Receives What Happens With Simplicity Poem by gershon hepner

Receives What Happens With Simplicity



RECEIVE WHAT HAPPENS WITH SIMPLICITY


Receive what happens with simplicity,
don't try to ever second-
guess the Lord, for His complicity
in what goes wrong may not be reckoned.
The wicked flee when none pursue.
Why not? Here's what the righteous do.
They are all like lions, very bold,
attacking sheep within the fold,
oblivious of the fact that sheep
aren't wicked. God, who's mighty, is
quite uninvolved, perhaps asleep,
oblivious of those who're righteous.


Manohla Dargis reviews Joel and Ethan Coen's adaptation of Charles Portis's novel True grit, first made into a movie, custom-fitted for John Wayne as Rooster Cogburn ("Wearing Braids, Seeking Revenge, " NYT,12/22/10) :

Avenging her father and keeping close track of her family's expenses are what preoccupy Mattie, a richly conceived and written eccentric, as memorable on the page as she is now on screen. Softened for the first film (in which she was played by a 21-year-old Kim Darby, in a bob) , she has been toughed up again by the Coens so that she resembles the seemingly humorless if often unintentionally humorous Scripture-quoting martinet of Mr. Portis's imagination. At times she brings to mind D. H. Lawrence's famed formulation that "the essential American soul is hard, isolate, stoic and a killer." At other times, as when she wears her dead father's oversize coat and hat, she looks like a foolish child left to perilous play…
The Coens opened their last film, "A Serious Man, " about a 1960s Minneapolis professor who endures trials worthy of Job, with an enigmatic short story about a 19th-century tale involving a possible dybbuk.
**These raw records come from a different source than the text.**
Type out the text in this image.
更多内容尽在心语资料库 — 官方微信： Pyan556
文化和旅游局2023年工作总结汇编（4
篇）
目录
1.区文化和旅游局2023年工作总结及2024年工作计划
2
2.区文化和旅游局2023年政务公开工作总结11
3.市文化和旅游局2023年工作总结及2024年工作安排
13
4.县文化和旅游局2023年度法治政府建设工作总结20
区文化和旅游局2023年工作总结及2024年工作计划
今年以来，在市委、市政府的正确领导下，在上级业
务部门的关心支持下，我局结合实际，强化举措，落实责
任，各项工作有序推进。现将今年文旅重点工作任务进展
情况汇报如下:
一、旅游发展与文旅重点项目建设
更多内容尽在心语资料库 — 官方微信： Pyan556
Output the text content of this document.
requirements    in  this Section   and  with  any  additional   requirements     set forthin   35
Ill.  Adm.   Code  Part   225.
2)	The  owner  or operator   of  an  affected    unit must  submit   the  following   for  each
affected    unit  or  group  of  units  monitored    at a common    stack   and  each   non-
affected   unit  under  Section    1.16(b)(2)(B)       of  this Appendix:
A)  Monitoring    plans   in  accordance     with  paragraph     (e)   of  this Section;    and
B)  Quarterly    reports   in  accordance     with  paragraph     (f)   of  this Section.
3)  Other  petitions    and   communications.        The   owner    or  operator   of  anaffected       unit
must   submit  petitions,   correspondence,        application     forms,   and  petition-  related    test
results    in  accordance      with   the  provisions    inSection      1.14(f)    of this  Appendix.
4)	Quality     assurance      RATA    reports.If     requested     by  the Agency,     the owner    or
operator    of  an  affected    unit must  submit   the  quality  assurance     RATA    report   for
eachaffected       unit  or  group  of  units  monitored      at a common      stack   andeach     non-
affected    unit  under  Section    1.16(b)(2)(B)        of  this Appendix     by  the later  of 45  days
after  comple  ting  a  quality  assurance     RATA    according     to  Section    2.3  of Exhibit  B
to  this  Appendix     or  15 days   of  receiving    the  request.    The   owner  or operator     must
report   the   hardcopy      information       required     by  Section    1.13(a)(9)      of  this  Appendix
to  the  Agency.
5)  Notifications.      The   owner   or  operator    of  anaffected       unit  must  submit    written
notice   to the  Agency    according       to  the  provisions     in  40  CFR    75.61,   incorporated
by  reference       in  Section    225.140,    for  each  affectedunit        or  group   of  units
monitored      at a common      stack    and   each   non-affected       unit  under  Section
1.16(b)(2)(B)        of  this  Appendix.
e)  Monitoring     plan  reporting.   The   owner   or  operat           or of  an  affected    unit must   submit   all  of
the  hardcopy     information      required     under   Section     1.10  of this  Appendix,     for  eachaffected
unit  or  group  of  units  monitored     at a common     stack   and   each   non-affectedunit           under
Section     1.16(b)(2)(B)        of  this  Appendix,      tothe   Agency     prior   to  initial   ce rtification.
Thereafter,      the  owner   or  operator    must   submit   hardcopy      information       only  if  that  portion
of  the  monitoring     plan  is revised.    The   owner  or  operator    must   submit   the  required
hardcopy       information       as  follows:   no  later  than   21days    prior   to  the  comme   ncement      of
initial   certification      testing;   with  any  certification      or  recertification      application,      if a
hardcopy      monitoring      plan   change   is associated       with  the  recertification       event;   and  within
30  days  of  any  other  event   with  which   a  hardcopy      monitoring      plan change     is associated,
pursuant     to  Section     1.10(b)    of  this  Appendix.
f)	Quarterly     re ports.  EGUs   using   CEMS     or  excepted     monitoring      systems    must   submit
That story is prefaced with a quotation attributed to the medieval Jewish scholar Rashi ("Receive with simplicity everything that happens to you") that appears in a 19th-century comic story, "The Gilgul, or The Wandering Soul, " about a dybbuk, or restless spirit, that inhabits a person. In "True Grit" the Coens switch to Solomon, opening the film with the first half of Proverbs 28: 1 ("The wicked flee when none pursueth") , a line Mattie quotes early in the novel. Like Mr. Portis, they notably omit the second line: "But the righteous are bold as a lion."